[Spambayes] RE: Central Limit Theorem??!! :)
Tim Peters
tim.one@comcast.net
Fri, 27 Sep 2002 13:13:29 -0400
[Neil Schemenauer]
> I don't have anything useful to add except to say that this looks very
> promising.
So far, yes! The logarithmic variation of Gary's scheme (which I was using)
computes both a ham and a spam statistic from the word probs, and this seems
akin to the gimmick we speculated about earlier for using two "no false
positives" and "no false negatives" scoring gimmicks to grope at some notion
of confidence.
> I'm an idiot when it comes to statistics but even I know
> what 18 standard deviations means.
It means 1 chance in about 10**72. I've forgotten how many electrons there
are in the universe, although I've long suspected there's really only one
<wink>.
> Also, having a system that generates a "confidence" value in addition
> to a "rating" is a huge bonus.
>
> No time to play with it now, unfortunately. Maybe tomorrow.
If you can make some time, it's
"""
[Classifier]
use_robinson_probability: True
robinson_probability_x: 0.5
robinson_probability_a: 0.225
max_discriminators: 30
robinson_minimum_prob_strength: 0.1
use_central_limit2: True
[TestDriver]
spam_cutoff: 0.5
"""
The relevant routines in classifier.py are
central_limit_compute_population_stats2()
central_limit_spamprob2()
The latter replaces the default spamprob() (enabling use_central_limit2 does
that by magic). The statistic it computes at the end (the "score" it
returns):
stat = abs(zham) - abs(zspam) # > 0 for spam, < 0 for ham
if stat < -20.0:
stat = -20.0
elif stat > 20.0:
stat = 20.0
stat = 0.5 + stat / 40.0
is simply looking at the sign bit of the difference between the z-scores,
scaling it in an absurd way to fit in [0., 1.]. These scores don't make any
sense, though, *beyond* mapping - and + to < 0.5 and > 0.5 respectively.

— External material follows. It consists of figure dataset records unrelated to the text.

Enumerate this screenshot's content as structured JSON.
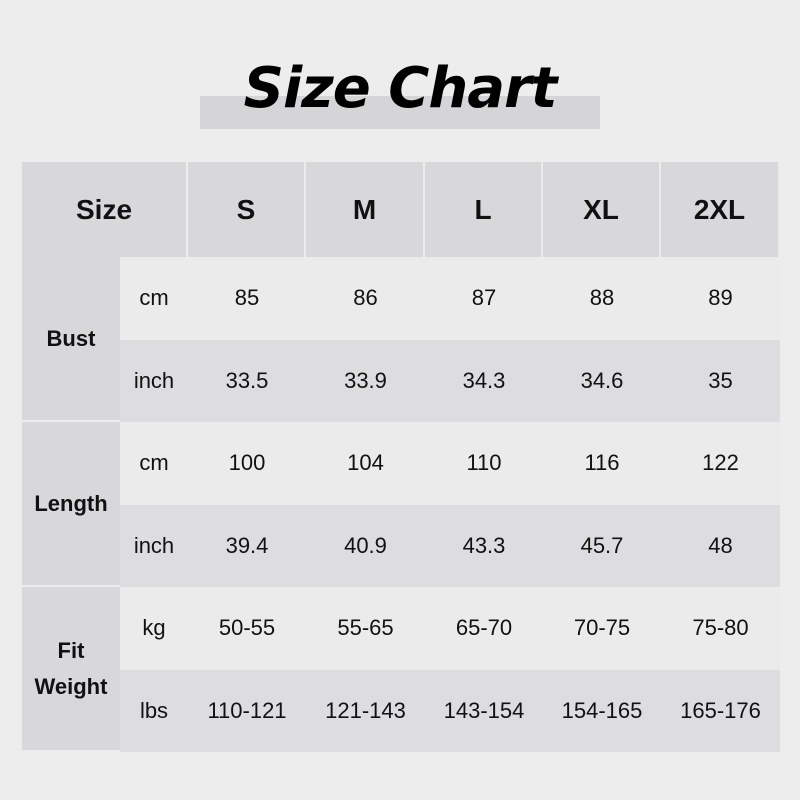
{
  "title": "Size Chart",
  "header": {
    "corner": "Size",
    "sizes": [
      "S",
      "M",
      "L",
      "XL",
      "2XL"
    ]
  },
  "groups": [
    {
      "label": "Bust",
      "rows": [
        {
          "unit": "cm",
          "values": [
            "85",
            "86",
            "87",
            "88",
            "89"
          ]
        },
        {
          "unit": "inch",
          "values": [
            "33.5",
            "33.9",
            "34.3",
            "34.6",
            "35"
          ]
        }
      ]
    },
    {
      "label": "Length",
      "rows": [
        {
          "unit": "cm",
          "values": [
            "100",
            "104",
            "110",
            "116",
            "122"
          ]
        },
        {
          "unit": "inch",
          "values": [
            "39.4",
            "40.9",
            "43.3",
            "45.7",
            "48"
          ]
        }
      ]
    },
    {
      "label": "Fit Weight",
      "rows": [
        {
          "unit": "kg",
          "values": [
            "50-55",
            "55-65",
            "65-70",
            "70-75",
            "75-80"
          ]
        },
        {
          "unit": "lbs",
          "values": [
            "110-121",
            "121-143",
            "143-154",
            "154-165",
            "165-176"
          ]
        }
      ]
    }
  ]
}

This scheme can't be used with timcv (yet), but can be used with timtest.
Things that need investigating:
+ How to compute a sensible score?
An honest-to-God probability can be computed from a z-score, and
I can supply code to do that (although I'd look on google first
for Python code that can already do that; a simple search over a
canned sorted list of (abs(zscore), probability) tuples is the
quickest way to get a good idea).
+ How to represent, compute, and return a measure of confidence?
+ Once that's done, how well does it work? Does it ever err when
it's confident? Since the answer is "yes" <wink>, what are the
error rates in the region of confidence? What rates of ham and
spam is it uncertain about? If that's high, it may not be usable.
In my quick tests, it's possible to deduce from the absurdly
scaled result that it was extremely confident about 3932 of 4000 ham
and made no errors on those. Also possible to deduce it was
extremely confident about 2401 of 2800 spam, and made no errors
on those. Overall, it got 0 fp and 9 fn from looking at just
the sign bit. The z-scores are both "large" in the cases it
erred, although it gets to be a delicate decision when the number
of words is small. For example, one fn here had only 8 tokens,
and had z-scores of -3.8 and -5.2. Neither is astronomically
unlikely, but both are "quite unlikely". OTOH, plenty of ham
and spam have one "quite unlikely" and one "astronomically
unlikely" z-score each, and it's probably best to be quite
confident about those. I simply don't know a good way to combine
this evidence yet.
+ After a sensible way of computing scores is worked out:
- What's a better value for robinson_minimum_prob_strength?
Gary would be happiest if it turned out to be 0 <wink>.
- What's a better value for max_discriminators? 30 is just an
educated guess at the minimum that's almost certain to be
robust. It may be robust at smaller values. It may also get
real benefit from sucking in more clues (bet then shorter
msgs may become more of a puzzle too).